D’abord, pouvez-vous vous présenter à nos lecteurs ?

Je m’appelle Philippe Pruvot et j’ai 51 ans J’ai, d’abord, travaillé dans la décoration, mais j'ai eu un problème de santé à cause de la résine polyester qui m’a provoqué un empoisonnement du sang. Dans les années 2000, jusqu'au 2008, j’ai ouvert un growshop à Paris, Place Pigalle. Après ça, j’ai lancé un site internet pour la vente des premiers vaporisateurs pour l’huile et, en 2017, j’ai créé BDC Labstore : une entreprise d’extracteurs en circuit fermé et matériel pour faire des extractions avec du BHO. Depuis mon arrestation, en 2019, je travaille dans un skateshop avec un ami à Bourges.

De quelle pathologie souffrez-vous et depuis combien de temps ?

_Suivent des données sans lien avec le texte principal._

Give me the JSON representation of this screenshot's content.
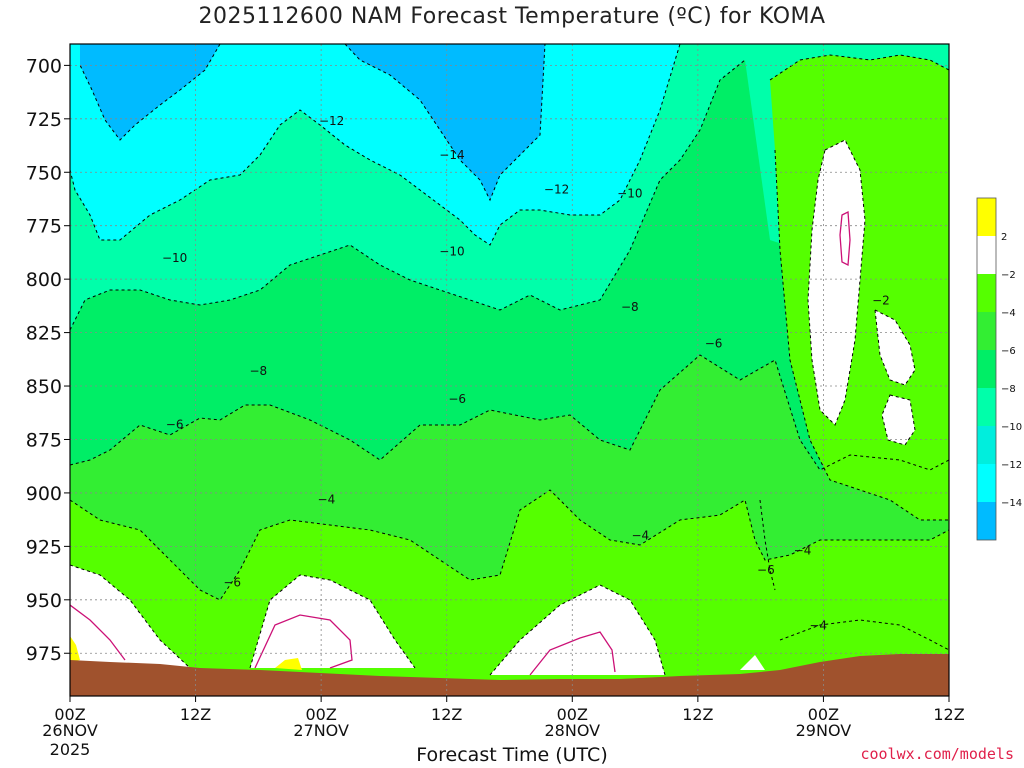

Depuis l’âge de 20 ans je souffre d’une fibromyalgie diffuse avec de violentes douleurs. Les symptômes sont très importants dans les jambes, principalement au niveau des muscles, avec difficultés à la marche au niveau des hanches, ainsi que de violentes migraines. Je souffrais de ces douleurs quasiment tous les jours avec des échelles différentes au niveau d’intensité. J’ai aussi des problèmes à la cervicale et à la colonne vertébrale, mais surtout à niveau du bassin. J’ai toujours l’impression qu’on me tire les hanches et qu’on m’arrache les os. Comment la fibromyalgie a-telle été traitée avec les remèdes officiels ? Y avait-il des effets secondaires des médicaments ? A l’époque où la maladie a été détectée, aucun traitement efficace n’existait à part des anti-inflammatoires. Ce qui malheureusement a eu de nombreux effets indésirables au niveau de mon estomac.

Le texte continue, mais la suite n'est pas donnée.